In each iteration we tried to add a visual twist to the design. Some were relatively undemanding. Others were … pretty bizarre! We tried to get creative rather than boxing ourselves into things we knew would work. Ultimately, we landed on two elements to lead off the forecast.
First — before we get to any numbers — we give the reader the headline and a sense of the range of possible electoral outcomes in the form of a grid of maps:

There are a number of ways a candidate can win, depending on which states they put in their column. Each of these maps represents one simulated scenario.
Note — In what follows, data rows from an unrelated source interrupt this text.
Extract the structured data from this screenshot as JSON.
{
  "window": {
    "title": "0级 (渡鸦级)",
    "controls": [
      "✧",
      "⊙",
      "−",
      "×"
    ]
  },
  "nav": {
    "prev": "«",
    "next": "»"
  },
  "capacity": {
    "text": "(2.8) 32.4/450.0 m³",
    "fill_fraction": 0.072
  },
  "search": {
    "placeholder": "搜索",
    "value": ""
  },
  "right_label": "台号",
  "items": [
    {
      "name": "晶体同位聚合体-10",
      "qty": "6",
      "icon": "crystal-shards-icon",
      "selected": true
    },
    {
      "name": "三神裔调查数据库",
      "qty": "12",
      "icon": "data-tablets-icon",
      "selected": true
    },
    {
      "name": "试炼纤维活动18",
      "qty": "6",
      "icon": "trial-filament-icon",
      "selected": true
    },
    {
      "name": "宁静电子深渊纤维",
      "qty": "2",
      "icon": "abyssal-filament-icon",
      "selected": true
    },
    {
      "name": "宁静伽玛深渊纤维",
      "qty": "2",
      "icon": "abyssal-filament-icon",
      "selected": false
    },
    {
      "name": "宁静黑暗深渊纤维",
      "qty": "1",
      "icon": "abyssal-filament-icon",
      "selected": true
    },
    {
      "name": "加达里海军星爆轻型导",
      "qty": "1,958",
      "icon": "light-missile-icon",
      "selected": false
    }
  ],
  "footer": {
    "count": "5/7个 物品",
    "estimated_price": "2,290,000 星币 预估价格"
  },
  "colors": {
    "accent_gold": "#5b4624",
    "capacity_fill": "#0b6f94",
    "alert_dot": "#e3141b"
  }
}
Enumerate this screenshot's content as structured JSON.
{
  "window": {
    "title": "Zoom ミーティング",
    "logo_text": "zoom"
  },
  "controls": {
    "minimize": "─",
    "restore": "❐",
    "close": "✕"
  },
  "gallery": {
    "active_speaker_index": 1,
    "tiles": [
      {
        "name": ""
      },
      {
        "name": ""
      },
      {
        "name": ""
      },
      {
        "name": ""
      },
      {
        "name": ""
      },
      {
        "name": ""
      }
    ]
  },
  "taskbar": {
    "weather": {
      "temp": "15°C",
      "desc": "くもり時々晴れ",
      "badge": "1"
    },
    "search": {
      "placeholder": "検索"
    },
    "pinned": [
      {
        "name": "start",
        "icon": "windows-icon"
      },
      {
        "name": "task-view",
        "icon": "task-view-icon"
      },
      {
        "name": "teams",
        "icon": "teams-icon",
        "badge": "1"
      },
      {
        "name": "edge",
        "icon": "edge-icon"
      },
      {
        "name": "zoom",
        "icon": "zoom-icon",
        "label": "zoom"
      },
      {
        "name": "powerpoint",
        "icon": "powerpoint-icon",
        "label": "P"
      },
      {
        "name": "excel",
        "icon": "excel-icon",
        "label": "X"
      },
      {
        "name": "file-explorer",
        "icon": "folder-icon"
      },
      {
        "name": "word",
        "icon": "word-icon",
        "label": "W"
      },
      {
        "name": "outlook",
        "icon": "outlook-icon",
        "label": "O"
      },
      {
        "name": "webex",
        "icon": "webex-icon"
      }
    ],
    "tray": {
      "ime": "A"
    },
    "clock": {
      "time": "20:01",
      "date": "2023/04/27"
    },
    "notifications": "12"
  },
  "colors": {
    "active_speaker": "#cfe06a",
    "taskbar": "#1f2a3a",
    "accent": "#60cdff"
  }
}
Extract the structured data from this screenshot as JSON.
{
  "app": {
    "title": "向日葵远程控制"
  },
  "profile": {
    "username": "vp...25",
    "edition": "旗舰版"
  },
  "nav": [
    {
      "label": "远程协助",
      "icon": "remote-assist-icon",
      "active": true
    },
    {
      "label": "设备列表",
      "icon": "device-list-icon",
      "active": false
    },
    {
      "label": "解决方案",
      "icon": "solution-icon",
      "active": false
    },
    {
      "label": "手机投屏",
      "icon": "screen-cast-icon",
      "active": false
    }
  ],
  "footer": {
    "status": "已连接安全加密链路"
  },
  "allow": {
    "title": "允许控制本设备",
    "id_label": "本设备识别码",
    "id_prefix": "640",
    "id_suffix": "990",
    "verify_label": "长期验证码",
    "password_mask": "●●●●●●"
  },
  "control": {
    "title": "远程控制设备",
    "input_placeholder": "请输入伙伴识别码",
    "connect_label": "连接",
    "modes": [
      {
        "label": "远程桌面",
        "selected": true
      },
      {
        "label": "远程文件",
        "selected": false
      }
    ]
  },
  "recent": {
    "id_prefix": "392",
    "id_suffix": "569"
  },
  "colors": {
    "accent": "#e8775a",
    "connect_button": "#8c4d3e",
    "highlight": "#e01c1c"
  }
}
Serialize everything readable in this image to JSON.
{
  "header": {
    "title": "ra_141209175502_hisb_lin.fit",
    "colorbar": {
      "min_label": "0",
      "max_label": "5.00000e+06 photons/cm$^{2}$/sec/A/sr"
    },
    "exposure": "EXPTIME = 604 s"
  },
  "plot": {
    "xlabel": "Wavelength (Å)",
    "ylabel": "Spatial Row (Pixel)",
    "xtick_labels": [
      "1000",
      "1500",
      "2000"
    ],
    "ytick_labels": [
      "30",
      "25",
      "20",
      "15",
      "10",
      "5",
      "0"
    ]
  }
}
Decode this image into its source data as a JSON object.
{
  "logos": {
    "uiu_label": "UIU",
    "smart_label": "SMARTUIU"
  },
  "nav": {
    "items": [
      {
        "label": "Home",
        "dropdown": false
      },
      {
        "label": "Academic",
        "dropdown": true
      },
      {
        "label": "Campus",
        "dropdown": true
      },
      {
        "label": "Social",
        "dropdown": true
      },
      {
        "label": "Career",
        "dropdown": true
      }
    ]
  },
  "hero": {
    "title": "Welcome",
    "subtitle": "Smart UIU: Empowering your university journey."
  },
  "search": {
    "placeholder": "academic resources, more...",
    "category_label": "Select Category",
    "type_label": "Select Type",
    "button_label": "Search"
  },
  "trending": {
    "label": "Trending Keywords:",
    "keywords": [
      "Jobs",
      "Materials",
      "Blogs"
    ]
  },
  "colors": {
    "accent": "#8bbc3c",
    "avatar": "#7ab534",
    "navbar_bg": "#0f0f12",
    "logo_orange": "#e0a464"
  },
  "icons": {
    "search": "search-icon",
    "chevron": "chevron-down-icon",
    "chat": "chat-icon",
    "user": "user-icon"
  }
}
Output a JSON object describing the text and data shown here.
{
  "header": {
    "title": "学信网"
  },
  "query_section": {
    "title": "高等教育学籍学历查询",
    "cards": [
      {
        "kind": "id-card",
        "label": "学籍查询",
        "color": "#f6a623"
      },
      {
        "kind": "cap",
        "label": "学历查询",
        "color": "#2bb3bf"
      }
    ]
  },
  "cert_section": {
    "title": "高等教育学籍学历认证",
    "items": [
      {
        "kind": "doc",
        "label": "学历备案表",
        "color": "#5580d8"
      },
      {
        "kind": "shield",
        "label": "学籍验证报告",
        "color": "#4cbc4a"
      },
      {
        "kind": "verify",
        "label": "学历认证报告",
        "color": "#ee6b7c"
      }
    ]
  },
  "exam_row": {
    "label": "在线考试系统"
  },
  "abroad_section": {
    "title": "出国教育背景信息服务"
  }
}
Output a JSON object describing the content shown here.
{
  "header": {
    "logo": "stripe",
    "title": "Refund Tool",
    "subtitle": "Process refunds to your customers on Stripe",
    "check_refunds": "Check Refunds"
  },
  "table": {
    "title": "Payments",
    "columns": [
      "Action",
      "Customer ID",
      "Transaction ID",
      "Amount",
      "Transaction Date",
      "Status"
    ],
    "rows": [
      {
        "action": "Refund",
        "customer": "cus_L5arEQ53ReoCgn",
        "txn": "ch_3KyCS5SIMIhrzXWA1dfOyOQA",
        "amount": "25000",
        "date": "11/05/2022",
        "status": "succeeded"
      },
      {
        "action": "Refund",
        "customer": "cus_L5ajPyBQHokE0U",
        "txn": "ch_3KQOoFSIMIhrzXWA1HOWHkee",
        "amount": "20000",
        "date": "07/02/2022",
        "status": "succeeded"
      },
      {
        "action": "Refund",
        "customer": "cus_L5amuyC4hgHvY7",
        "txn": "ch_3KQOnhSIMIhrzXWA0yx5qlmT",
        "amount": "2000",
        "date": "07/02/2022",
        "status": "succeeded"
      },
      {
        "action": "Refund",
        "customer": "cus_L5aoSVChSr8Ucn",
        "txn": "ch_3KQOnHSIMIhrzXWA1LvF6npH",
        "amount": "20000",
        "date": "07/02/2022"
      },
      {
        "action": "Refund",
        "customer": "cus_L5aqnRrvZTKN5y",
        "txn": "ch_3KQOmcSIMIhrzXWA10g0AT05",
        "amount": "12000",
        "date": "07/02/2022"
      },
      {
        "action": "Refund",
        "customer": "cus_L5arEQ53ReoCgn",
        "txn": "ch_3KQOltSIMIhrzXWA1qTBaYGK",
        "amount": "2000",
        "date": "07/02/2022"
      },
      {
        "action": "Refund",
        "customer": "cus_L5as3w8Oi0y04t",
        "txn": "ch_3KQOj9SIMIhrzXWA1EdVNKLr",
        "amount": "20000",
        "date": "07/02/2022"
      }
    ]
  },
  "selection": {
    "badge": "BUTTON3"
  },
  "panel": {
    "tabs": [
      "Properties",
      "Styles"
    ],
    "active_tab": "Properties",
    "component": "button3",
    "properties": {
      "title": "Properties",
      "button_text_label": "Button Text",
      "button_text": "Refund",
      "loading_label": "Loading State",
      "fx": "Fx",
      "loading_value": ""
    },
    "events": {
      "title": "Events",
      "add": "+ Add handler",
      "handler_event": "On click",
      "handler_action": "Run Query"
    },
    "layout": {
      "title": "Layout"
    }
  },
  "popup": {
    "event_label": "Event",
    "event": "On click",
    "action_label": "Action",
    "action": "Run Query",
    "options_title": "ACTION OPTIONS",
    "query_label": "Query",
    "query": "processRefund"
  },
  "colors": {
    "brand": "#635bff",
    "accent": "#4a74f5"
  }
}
We want to prime readers to focus on the states as the drivers of the overall odds, and we want to tease the idea of multiple possible outcomes.
Second, we follow the maps with a chart that we affectionately call “the ball swarm,” a reference to a type of chart sometimes called a bee swarm:

Similar to the grid of maps, the ball swarm shows readers 100 representative electoral outcomes from our model. The dots huddle on an x-axis showing how many votes a candidate wins the Electoral College by in each scenario. Hover over each of the dots to see how the map shook out in that simulation.
Those maps — some of which you’ve already seen at the top of the forecast — are intended to hammer home how the states power the overall probabilities and show the huge range of potential outcomes that would be consistent with the data currently being input into the model. Forecasting an election is more like predicting the weather than predicting whether a coin will land on heads or tails; it’s complicated, and one of the chief benefits of building a model is to measure the real-world uncertainty about the outcome. We hope the ball swarm’s universe of 2020 outcomes communicates that uncertainty.
Our guess is that you won’t see something like the ball swarm in other publications’ election coverage and we hope that you think it’s as weird and informative as we do. As for the rest of our presidential forecast, let our forecast mascot Fivey Fox guide you through it. There’s more to come from the forecast and no doubt from 2020, so buckle up and give it a scroll!